In Tarata (Cochabamba, Bolivia) disputes came fatally to a head in December 2002, over the rights to use water for household level productive uses from a multiple-purpose water supply dam (Laka Laka). The dam was planned to provide water for farmers growing vegetables and to meet the basic needs of domestic users, but not for productive water uses at the household level. When the urban population demanded the right to also use water for growing vegetables around homesteads, there were violent conflicts with farmers determined to protect their irrigation water rights. Rocio Bustamante, Centro-Agua
Source: Responding to poverty: promoting productive uses of water at the household level, advocacy statement 2003 from the Symposium on Water, poverty and the productive uses of water at the household level held in Johannesburg, South Africa, 21-23 January 2003. http://www.irc.nl/page/8039
Making all water uses the business of women and men
Everybody, men, women and children must help manage and share water fairly. Conflicts over ‘troubled waters’ - sometimes too much, too little or too polluted - must be avoided. They harm people, food production, nature, the environment, and sustainable development in general.

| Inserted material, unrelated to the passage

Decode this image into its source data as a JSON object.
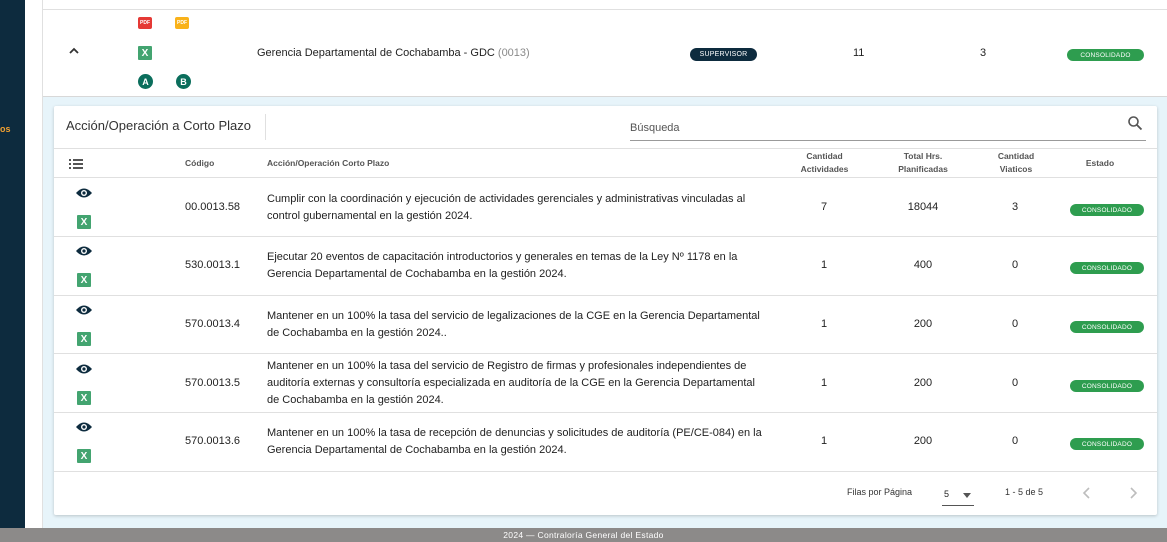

“Women in the Visayayas in the Philippines reported that their views are increasingly met with respect and their needs met with regard to time of meetings, design of water supply and design of latrines”. World Water Vision, 1999
Research and practical experience from the Gender and Water Alliance (GWA) have demonstrated that effective, efficient and equitable management of the available water is only achieved when both women and men are involved in making decisions on how to best share, supply and protect water.
A gender sensitive approach shows that women and men have distinctive roles and responsibilities in water. Striking a gender balance ensures that:
- Old and new roles and responsibilities of all women and men are mobilised tobest effect for the well-being of all;
- The creativity, energy and knowledge of both sexes contribute to making water schemes and eco-systems work better; and
- The benefits and costs of water use accrue equitably to all groups.
Explaining mainstreaming gender to water professionals
“I encourage the (male) engineers to look at the impact that each decision will have on the lives of men, women and children in the watershed community. What I say to them is, disaggregate all information and data you collect by men, women and children. Break down the project into components and activities to be implemented and look at the differential impact on men, women and children. When you do this, you can easily see and understand gender differences. Project components can then be planned to address the different needs, bringing in much-needed flexibility to implementation.”
Vasudha Pangare, National Standing Committee for Watershed Development and Water Resources Management, Government of India
Gender is a key variable when we look at economic activities, at income generation in general and farming in particular. In sanitation women are the main beneficiaries of improved latrine use and hygiene promotion close to the home. They are responsible for the hygiene of the family. In a number of countries they are also earning money by producing and selling latrine parts.
Remember gender
The links between gender, poverty and water are easiest to identify when we look at domestic water use and sanitation practices. Gender is also a key variable when we look at economic activities, at income generation in general and farming in particular. Men and women should be equally represented when decisions are made that affect productive activities they are engaged in to assure equal access and control over water, land and markets. Poor men and women are often the first to suffer when the aquatic environment is degraded.
“Sometimes women-specific support is needed to empower local women to take up leadership roles, but more often training of water experts and policy makers will be justified in order to guide them to work in a gender-inclusive manner.”
Ms Eveline Herfkens, Minister for Development Cooperation (until 2003), The Netherlands.